Märkische Allgemeine, Potsdam, 9 November 2018

“Forschungen zu verschwundenem Gefängnis.
Das Polizeigefängnis in der Potsdamer Priester-, später Bauhofstraße verschwand 2002 fast spurlos für einen Parkplatz. Nun wird seine Geschichte erforscht.”

by Volker Oelschläger

Uta Gerlant (l.), Leiterin der Gedenkstätte Lindenstraße, präsentierte die Publikation gemeinsam mit Innenminister Karl-Heinz Schröter (SPD) und und Kulturdezernentin Noosha Aubel (parteilos). Quelle: Bernd Gartenschläger

Innenstadt. Hildegard Bromberg war Mitglied der Luckenwalder Widerstandsgruppe „Gemeinschaft für Frieden und Aufbau“. Im April 1944 fiel sie der Gestapo in die Hände. Verhört und gefoltert wurde sie im Polizeigefängnis in der Potsdamer Priesterstraße. Sie überlebte den Krieg mit schweren körperlichen Schäden. Im Mai 1951 nahm sich die Frau, kaum 30 Jahre alt, das Leben.

Hildegard Bromberg. Quelle: Gedenkstätte Deutscher Widerstand

Hildegard Bromberg. Quelle: Gedenkstätte Deutscher Widerstand

Hildegard Bromberg ist eine von acht Frauen und Männern, an deren Schicksal in einer Publikation erinnert wird, die am Freitag im Innenministerium vorgestellt wurde. In der Dokumentation „,Sechs Wochen sind fast wie lebenslänglich…’ Das Potsdamer Polizeigefängnis Priesterstraße/Bauhofstraße“ sind erste Erkenntnisse über die neben der Leistikow- und der Lindenstraße dritte große Potsdamer Haftanstalt aufbereitet, die für Historiker noch vor kurzem eine völlige Leerstelle war.

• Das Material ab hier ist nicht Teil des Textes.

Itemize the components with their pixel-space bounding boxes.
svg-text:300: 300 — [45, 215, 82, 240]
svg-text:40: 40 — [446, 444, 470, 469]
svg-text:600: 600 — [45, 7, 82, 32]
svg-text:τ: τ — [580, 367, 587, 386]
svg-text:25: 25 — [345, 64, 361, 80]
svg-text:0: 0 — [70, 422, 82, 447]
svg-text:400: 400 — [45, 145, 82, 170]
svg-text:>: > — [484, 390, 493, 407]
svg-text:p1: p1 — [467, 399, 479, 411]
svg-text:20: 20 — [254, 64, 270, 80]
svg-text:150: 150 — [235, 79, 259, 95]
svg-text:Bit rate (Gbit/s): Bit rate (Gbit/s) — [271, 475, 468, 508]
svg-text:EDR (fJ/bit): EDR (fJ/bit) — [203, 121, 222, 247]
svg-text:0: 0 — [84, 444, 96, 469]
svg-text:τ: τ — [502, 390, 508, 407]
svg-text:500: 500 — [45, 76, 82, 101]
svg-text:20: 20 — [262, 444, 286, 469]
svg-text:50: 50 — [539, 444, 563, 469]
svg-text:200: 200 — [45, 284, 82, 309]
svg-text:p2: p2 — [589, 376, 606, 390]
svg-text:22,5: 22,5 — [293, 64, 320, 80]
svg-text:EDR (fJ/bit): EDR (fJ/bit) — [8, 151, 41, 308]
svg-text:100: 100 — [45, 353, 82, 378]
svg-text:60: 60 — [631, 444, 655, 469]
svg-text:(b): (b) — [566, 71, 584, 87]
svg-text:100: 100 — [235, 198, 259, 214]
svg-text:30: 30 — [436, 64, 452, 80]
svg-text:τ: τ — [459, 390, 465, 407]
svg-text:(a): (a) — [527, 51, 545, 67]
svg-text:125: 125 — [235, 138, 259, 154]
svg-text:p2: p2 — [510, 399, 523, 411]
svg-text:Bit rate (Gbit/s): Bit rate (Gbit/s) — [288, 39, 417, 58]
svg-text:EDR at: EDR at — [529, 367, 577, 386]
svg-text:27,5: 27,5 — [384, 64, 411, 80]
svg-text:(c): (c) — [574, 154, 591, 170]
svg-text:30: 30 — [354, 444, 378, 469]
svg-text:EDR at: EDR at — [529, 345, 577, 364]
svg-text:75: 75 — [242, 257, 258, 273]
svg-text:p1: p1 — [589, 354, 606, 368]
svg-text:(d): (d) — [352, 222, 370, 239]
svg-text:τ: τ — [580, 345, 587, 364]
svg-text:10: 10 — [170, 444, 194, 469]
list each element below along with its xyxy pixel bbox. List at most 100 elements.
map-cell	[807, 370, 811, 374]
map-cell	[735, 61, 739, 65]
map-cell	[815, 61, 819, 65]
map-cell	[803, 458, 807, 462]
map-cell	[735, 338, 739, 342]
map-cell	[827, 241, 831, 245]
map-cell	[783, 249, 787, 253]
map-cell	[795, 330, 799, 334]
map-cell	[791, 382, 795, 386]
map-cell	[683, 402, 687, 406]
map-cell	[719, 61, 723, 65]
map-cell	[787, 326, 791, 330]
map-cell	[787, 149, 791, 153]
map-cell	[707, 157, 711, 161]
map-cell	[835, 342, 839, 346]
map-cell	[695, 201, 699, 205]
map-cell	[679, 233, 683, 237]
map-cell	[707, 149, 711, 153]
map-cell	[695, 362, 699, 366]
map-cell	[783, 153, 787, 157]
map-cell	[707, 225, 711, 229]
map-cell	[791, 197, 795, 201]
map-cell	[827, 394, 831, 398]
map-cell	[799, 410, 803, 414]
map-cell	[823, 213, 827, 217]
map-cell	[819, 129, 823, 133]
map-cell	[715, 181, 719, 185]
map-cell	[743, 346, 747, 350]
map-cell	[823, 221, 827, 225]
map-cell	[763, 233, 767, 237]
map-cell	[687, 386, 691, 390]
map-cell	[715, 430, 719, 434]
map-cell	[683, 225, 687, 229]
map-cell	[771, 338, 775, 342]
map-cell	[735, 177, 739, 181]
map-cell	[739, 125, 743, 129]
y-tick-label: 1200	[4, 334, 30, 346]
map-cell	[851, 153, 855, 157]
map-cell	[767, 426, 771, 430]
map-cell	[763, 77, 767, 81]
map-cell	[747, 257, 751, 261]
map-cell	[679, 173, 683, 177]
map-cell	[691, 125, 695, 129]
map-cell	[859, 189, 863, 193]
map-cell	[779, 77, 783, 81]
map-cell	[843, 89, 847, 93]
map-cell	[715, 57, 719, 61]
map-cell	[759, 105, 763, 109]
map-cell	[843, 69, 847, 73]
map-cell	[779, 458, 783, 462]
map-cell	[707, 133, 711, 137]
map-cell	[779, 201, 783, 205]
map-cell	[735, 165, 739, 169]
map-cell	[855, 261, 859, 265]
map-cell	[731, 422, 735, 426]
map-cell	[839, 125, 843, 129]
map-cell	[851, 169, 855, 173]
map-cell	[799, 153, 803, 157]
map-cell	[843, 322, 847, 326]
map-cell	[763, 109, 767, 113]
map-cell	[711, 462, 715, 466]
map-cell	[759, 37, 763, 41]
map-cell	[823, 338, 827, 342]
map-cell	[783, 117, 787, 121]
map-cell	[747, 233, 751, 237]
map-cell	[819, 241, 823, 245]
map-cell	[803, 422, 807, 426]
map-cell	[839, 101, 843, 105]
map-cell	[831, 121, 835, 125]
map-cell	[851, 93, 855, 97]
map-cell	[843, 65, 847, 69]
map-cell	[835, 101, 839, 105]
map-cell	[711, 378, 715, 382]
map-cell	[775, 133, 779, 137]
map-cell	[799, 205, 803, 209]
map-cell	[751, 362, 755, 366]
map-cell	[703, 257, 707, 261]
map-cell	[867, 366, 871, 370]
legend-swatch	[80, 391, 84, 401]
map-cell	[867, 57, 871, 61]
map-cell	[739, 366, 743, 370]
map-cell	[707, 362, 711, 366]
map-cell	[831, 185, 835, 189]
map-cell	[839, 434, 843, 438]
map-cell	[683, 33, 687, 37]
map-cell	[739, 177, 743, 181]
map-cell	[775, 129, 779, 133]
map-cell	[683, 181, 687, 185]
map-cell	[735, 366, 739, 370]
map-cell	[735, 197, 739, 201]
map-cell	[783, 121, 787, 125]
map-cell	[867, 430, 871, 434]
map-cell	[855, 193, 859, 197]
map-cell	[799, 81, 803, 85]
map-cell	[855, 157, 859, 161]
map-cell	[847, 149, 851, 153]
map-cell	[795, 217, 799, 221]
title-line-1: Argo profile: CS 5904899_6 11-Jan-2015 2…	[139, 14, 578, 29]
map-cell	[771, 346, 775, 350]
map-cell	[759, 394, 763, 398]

Die letzten Spuren des Baus verschwanden mit dem Abriss im Jahr 2002. Heute ist an seiner Stelle ein Parkplatz des Innenministeriums.

In den Fokus der Forschung geriet die Adresse durch das Ausstellungsprojekt „Das Leben ist Glühn. Der deutsche Expressionist Fritz Ascher“ im Potsdam-Museum. Der jüdische Künstler (1893-1970) wurde zur Pogromnacht am 9. November 1938 von den Nazis verhaftet. Der Gedenkstätte Lindenstraße war das Anlass für eigene Forschungen. Erste Recherchen ergaben, dass Fritz Ascher nicht in der Linden-, sondern in der Priesterstraße inhaftiert war.

Freistundenhof und Hafthaus. Quelle: Frank-Henry Siemon

Freistundenhof und Hafthaus. Quelle: Frank-Henry Siemon

Der Historikerin Astrid Homann sollte es in vergleichsweise kurzer Zeit gelingen, begleitend zur Kunstausstellung im Potsdam-Museum für eine parallel laufende Ausstellung in der Lindenstraße erste Zeugnisse des Gefängnisses Priester-/Bauhofstraße zu recherchieren und aufzubereiten.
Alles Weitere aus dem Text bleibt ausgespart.